Communication, Networking, Signal and Image Processing (CS)

Question 1: Probability and Random Processes

August 2015

## Question

Part 1.

If $X$ and $Y$ are independent Poisson random variables with respective parameters $\lambda_1$ and $\lambda_2$, calculate the conditional probability mass function of $X$ given that $X+Y=n$.

Part 2.

Let $Z(t), t\ge 0$, be a random process obtained by switching between the values 0 and 1 according to the event times in a counting process $N(t)$. Let $P(Z(0)=0)=p$ and

$P(N(t)=k) = \frac{1}{1+\lambda t}(\frac{\lambda t}{1+\lambda t})^k$

for $k = 0, 1, ...$. Find the pmf of $Z(t)$.

Part 3.

Let $X$ and $Y$ be independent identically distributed exponential random variables with mean $\mu$. Find the characteristic function of $X+Y$.

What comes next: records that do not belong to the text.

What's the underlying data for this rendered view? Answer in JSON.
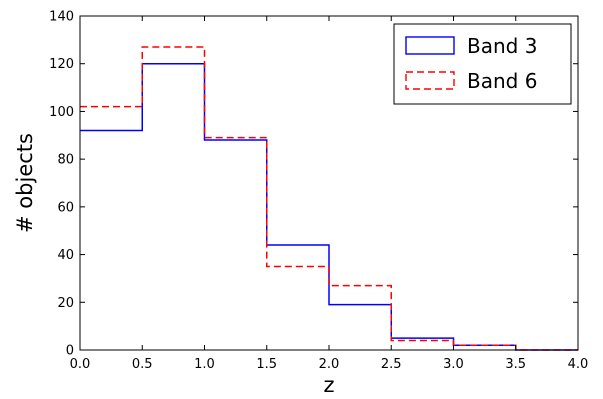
{
  "chart_data": {
    "type": "line",
    "step": true,
    "title": "",
    "xlabel": "z",
    "ylabel": "# objects",
    "xlim": [
      0.0,
      4.0
    ],
    "ylim": [
      0,
      140
    ],
    "xticks": [
      "0.0",
      "0.5",
      "1.0",
      "1.5",
      "2.0",
      "2.5",
      "3.0",
      "3.5",
      "4.0"
    ],
    "yticks": [
      "0",
      "20",
      "40",
      "60",
      "80",
      "100",
      "120",
      "140"
    ],
    "bin_edges": [
      0.0,
      0.5,
      1.0,
      1.5,
      2.0,
      2.5,
      3.0,
      3.5,
      4.0
    ],
    "grid": false,
    "legend_position": "top-right",
    "series": [
      {
        "name": "Band 3",
        "color": "#0000ff",
        "style": "solid",
        "values": [
          92,
          120,
          88,
          44,
          19,
          5,
          2,
          0
        ]
      },
      {
        "name": "Band 6",
        "color": "#ff0000",
        "style": "dashed",
        "values": [
          102,
          127,
          89,
          35,
          27,
          4,
          2,
          0
        ]
      }
    ]
  }
}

Consider a sequence of independent and identically distributed random variables $X_1,X_2,... X_n$, where each $X_i$ has mean $\mu = 0$ and variance $\sigma^2$. Show that for every $i=1,...,n$ the random variables $S_n$ and $X_i-S_n$, where $S_n=\sum_{j=1}^{n}X_j$ is the sample mean, are uncorrelated.